Despite its limitations, our study provides evidence that lack of proper safety restraint use is not exclusive to families from low-COI neighborhoods and that disparities exist between children/adolescents with varying levels of access to resources. Neighborhood COI may be helpful in identifying patient populations that should be targeted by safety restraint education and injury prevention initiatives.

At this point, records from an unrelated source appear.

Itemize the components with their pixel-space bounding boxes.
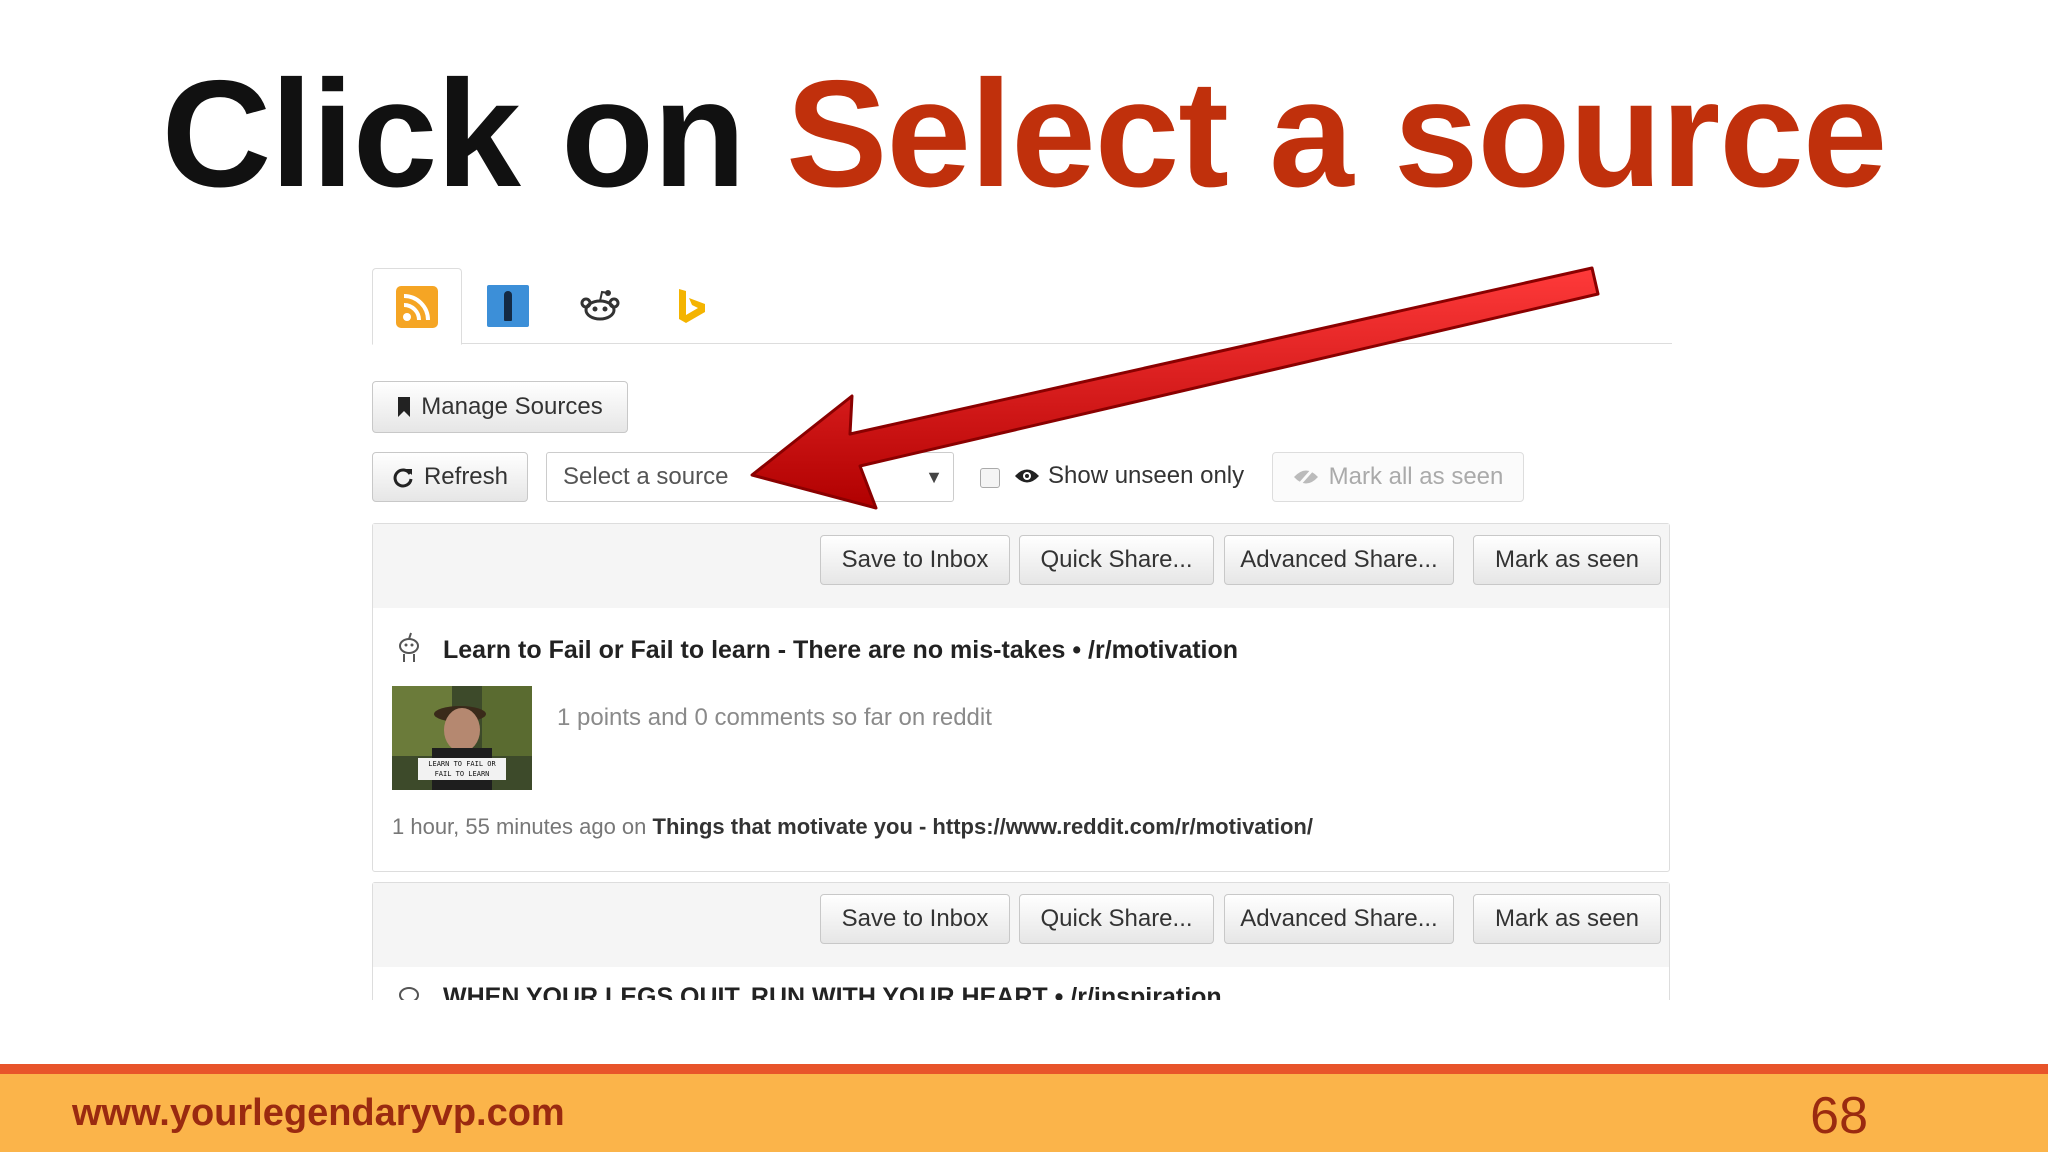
footer-url[interactable]: www.yourlegendaryvp.com <box>72 1092 565 1135</box>
footer-divider <box>0 1064 2048 1074</box>
slide-footer: www.yourlegendaryvp.com 68 <box>0 1074 2048 1152</box>
annotation-arrow <box>750 266 1600 510</box>
page-number: 68 <box>1810 1087 1868 1145</box>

Furthermore, this is the first study in pediatric surgical literature that specifically attempts to describe disparities among pediatric trauma patients using the COI. The COI may represent an interesting and valuable tool for future studies in pediatric trauma.
In conclusion, appropriate child motor vehicle safety restraint use varies among children and adolescents from neighborhoods with different resources, as indicated by COI. This study introduces populations of families who may benefit from targeted education and interventions to reduce injury and death from MVCs.